Today, a prominent mainstream market analyst drew a dubious parallel between current stock market conditions and those in early 1995, implying that stocks are poised for a strong rally during the remainder of 2012.
The S&P 500’s price-earnings ratio has dropped to 14.5 from 24.2 in December 2009, mirroring its retreat to 16 from 26.5 in the 32 months ended in January 1995. Stocks soared that year, with the index gaining 34 percent for an annual return unmatched in the last half century. The potential for surprise now is similar to 1995…
As we often note, secular context matters and the preceding comparison is only valid if these time periods occur during similar stages of the long-term cycle. As we move into the second quarter of 2012, the stock market is in the middle stage of a secular bear market that began in 2000. Given that stocks were about to enter the final, blow-off phase of a secular bull market in 1995, the two time periods in question have nothing in common from a long-term perspective, so the given comparison is invalid.

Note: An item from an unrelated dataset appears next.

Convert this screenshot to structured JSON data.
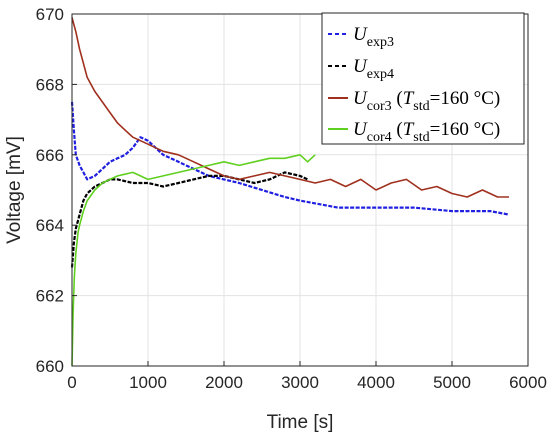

The computer models that calculate our Secular Trend Score (STS) and Cyclical Trend Score (CTS) analyze a large basket of market data that includes fundamentals, technicals, internals and sentiment. These models have correctly predicted every secular turning point since the market crash in 1929 and more than 90 percent of the cyclical turning points, while issuing only three false signals during the past 70 years.
These highly reliable computer models indicate that the current risk/return profile of the stock market is in the worst 1 percent of all historical observations. In other words, from both an investing and a trading perspective, our models indicate that now is one of the riskiest times to be long stocks during the last 80 years. It is highly likely that the cyclical bull market from early 2009 is in the final stage of its development and it is also highly likely that the rally from October of last year will be followed by a violent overbought correction that will retrace a majority, if not all, of the gains logged during the first quarter of 2012.
If it seems as though we have been dwelling on the heightened risk associated with the current stock market environment during the past several weeks, that has been intentional. It is crucial to remain focused on the big picture during times like these, because it is all too easy to become swept up in the mainstream mania that is accompanying the latest speculative advance in stocks. It is highly likely that anyone entering the market from the long side at these levels will suffer substantial losses sometime during the next few months, so we urge you to remain defensive.